Whether an order is processed, a credit card is used, information is transmitted to a truck to move goods, or a machine executes a set of instructions to complete a job, some information is processed and a transaction occurs. It does not matter if it is a banking transaction, an order transaction, or a manufacturing transaction. There are steps taken to complete the transaction. Getting the right information to the right person at the right time will result in successful completion of the transaction. Getting the wrong information to the wrong person at the wrong time may result in a failed transaction. Worse yet, getting the wrong information to the wrong person at the wrong time represents a liability.
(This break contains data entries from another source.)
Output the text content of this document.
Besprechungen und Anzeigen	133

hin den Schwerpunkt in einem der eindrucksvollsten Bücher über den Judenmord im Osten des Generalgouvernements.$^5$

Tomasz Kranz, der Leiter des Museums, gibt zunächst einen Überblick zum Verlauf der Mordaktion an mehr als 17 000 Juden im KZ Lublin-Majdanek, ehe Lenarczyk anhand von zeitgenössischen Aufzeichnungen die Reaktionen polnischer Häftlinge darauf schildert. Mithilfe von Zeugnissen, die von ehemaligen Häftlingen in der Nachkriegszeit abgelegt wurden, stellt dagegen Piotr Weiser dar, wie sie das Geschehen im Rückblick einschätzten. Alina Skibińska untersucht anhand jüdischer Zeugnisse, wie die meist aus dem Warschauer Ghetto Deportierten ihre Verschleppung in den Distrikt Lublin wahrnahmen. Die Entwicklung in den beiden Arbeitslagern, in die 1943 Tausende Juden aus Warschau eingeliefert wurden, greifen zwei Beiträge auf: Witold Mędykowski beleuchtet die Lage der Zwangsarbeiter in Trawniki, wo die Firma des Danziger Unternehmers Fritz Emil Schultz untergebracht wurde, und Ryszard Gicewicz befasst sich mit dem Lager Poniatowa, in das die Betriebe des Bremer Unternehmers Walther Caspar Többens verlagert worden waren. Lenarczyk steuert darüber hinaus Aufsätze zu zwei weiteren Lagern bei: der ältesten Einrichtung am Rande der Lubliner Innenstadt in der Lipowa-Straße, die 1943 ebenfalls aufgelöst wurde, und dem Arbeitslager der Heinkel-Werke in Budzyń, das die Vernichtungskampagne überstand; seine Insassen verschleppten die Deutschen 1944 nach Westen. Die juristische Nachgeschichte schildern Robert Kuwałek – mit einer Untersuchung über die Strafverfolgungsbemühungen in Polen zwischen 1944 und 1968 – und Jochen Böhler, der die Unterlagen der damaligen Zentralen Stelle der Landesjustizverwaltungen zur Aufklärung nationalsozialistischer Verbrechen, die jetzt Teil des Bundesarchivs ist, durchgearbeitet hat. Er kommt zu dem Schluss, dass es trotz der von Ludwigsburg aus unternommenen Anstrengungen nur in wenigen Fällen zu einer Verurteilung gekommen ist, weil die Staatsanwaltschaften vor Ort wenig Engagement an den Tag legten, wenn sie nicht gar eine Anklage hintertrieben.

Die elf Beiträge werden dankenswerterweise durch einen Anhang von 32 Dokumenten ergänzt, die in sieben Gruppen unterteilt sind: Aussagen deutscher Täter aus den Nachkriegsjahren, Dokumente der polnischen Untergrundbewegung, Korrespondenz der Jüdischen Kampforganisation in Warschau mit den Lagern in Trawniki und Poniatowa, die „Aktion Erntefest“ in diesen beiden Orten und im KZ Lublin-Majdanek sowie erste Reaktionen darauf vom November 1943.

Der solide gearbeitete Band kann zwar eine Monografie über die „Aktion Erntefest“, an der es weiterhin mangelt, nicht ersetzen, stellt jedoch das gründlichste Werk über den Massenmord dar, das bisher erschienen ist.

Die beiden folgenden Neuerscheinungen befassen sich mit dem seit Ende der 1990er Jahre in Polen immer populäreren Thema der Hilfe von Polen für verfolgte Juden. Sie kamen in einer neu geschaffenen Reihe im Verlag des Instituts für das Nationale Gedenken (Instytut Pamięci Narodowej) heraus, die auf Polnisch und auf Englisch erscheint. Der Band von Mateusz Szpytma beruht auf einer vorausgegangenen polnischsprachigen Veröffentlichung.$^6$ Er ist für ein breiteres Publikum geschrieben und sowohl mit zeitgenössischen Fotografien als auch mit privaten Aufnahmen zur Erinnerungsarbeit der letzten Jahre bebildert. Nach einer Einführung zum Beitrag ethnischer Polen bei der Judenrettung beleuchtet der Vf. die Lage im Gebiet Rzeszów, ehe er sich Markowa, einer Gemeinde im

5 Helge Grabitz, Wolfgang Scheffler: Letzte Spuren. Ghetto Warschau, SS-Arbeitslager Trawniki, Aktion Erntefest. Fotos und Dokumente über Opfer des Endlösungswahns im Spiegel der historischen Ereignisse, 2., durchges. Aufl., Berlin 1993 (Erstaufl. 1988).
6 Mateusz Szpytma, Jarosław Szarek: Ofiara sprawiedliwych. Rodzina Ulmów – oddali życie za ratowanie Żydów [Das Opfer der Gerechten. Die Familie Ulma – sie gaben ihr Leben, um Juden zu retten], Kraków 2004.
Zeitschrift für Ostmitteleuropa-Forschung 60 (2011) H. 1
So what do we mean by right information? How about the wrong information? It depends. The right information means something different to every person. We can define right information as information with relevance to a situation or a decision. The information could have positive or negative relevance. Usually we associate right information with making decisions, and with the right information we hope we are making good decisions. Wrong information has a negative context. We can associate wrong information with making poor or bad decisions. And in some context, the information could be good information; but in the wrong hands, such as theft of credit card information, it will represent a liability. We also need to consider that incorrect information will definitely lead to bad decisions. This means that in terms of risk management, we have to manage our information better or else we will make bad decisions based on poor information (Figure 1).